Was that a belated response to the interior minister who, at the beginning of this year, claimed the contrary?
Prime Minister Robert Fico was present in the room when Čižnár made his statement. He listened to his former classmate talk about how corruption harms society and how society is fighting back at it hardest since 2004.
This may be true at a theoretical level (Čižnár was referring to changes to the Criminal Code in 2005), but there would be little to show for it if the general prosecutor had to prove his statement to a random person in the street. Has a high-ranking politician ever been prosecuted and convicted for corruption? Have the suspicions linked to the Bašternák case, which now reach the proverbial “highest places”, been disproven by means of thorough investigation? And what of the Gorilla file?
These are only the most obvious examples that most people would be able to name off the top of their head were someone to try to persuade them that the authorities are fighting against corruption in the highest places.

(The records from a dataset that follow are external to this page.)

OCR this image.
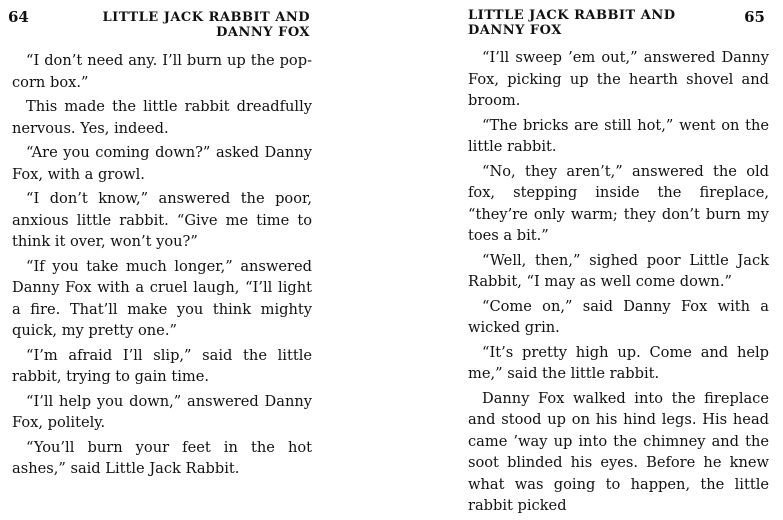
64	LITTLE JACK RABBIT AND
DANNY FOX

“I don’t need any. I’ll burn up the pop-corn box.”

This made the little rabbit dreadfully nervous. Yes, indeed.

“Are you coming down?” asked Danny Fox, with a growl.

“I don’t know,” answered the poor, anxious little rabbit. “Give me time to think it over, won’t you?”

“If you take much longer,” answered Danny Fox with a cruel laugh, “I’ll light a fire. That’ll make you think mighty quick, my pretty one.”

“I’m afraid I’ll slip,” said the little rabbit, trying to gain time.

“I’ll help you down,” answered Danny Fox, politely.

“You’ll burn your feet in the hot ashes,” said Little Jack Rabbit.

LITTLE JACK RABBIT AND
DANNY FOX
65

“I’ll sweep ’em out,” answered Danny Fox, picking up the hearth shovel and broom.

“The bricks are still hot,” went on the little rabbit.

“No, they aren’t,” answered the old fox, stepping inside the fireplace, “they’re only warm; they don’t burn my toes a bit.”

“Well, then,” sighed poor Little Jack Rabbit, “I may as well come down.”

“Come on,” said Danny Fox with a wicked grin.

“It’s pretty high up. Come and help me,” said the little rabbit.

Danny Fox walked into the fireplace and stood up on his hind legs. His head came ’way up into the chimney and the soot blinded his eyes. Before he knew what was going to happen, the little rabbit picked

Slovakia, not unlike other post-communist countries, is still trying to cope with the legacy of the communist-era style of bribery, and corrupt post-communist privatisation practices. While the perception of corruption is high (Slovakia ranked 54th in the Corruption Perceptions Index 2016, the seventh worst in the EU) it is also true that Slovaks are generally ready to overlook petty bribery – “so that my surgery goes well”, “so that my application is handled quickly” – or even directly participate in it, on either side of the transaction.
“They must fear. They must know I will pressure all the bodies, like the intelligence services, to collect information about corruption more intensively, in line with the law. They must know that the probability of corruption being uncovered in the state administration is high,” Fico said during the seminar in which he and Čižnár participated.

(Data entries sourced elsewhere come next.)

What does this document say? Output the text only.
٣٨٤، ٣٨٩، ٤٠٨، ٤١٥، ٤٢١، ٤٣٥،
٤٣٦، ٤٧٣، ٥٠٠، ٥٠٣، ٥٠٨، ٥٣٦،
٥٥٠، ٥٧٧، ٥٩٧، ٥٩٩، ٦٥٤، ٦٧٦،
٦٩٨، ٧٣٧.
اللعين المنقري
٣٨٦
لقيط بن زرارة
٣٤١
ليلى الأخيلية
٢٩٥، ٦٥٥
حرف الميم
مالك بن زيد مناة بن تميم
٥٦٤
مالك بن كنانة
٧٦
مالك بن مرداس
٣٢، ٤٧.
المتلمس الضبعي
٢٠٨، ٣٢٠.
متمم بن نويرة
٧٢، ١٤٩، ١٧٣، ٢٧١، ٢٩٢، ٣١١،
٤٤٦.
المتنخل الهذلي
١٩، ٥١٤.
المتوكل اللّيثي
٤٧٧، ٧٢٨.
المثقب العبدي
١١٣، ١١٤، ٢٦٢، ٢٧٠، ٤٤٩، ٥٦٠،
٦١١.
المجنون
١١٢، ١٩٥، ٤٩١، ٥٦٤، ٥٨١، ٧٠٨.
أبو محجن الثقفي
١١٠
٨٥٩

He does not want the opposition to make this their one and only topic, he said. It might be too late for that, for it is now not just the mainstream opposition parties who harp on about Bašternák or the Gorilla file. There are other players in high politics now, pretty far from the mainstream in their statements and their plans, and corruption is their number one topic too. And it is working out well for them, thank you very much.
Fico now suggests he is going to go out of his way to prevent corruption from happening in Slovakia. People will be put to work at the Government Office, and he will cooperate with anti-corruption watchdogs that he has, until now, strongly criticised.
Whether this is mere populism or Fico has had an epiphany and his intentions are sincere, matters very little. There has been too much empty talk from past governments – and from this one. Voters are no longer willing to listen, let alone believe it, as long as the atmosphere in the highest places still allows Mr Bašternák to sleep well at night. Because words cannot cure cancer; only timely intervention and targeted treatment can.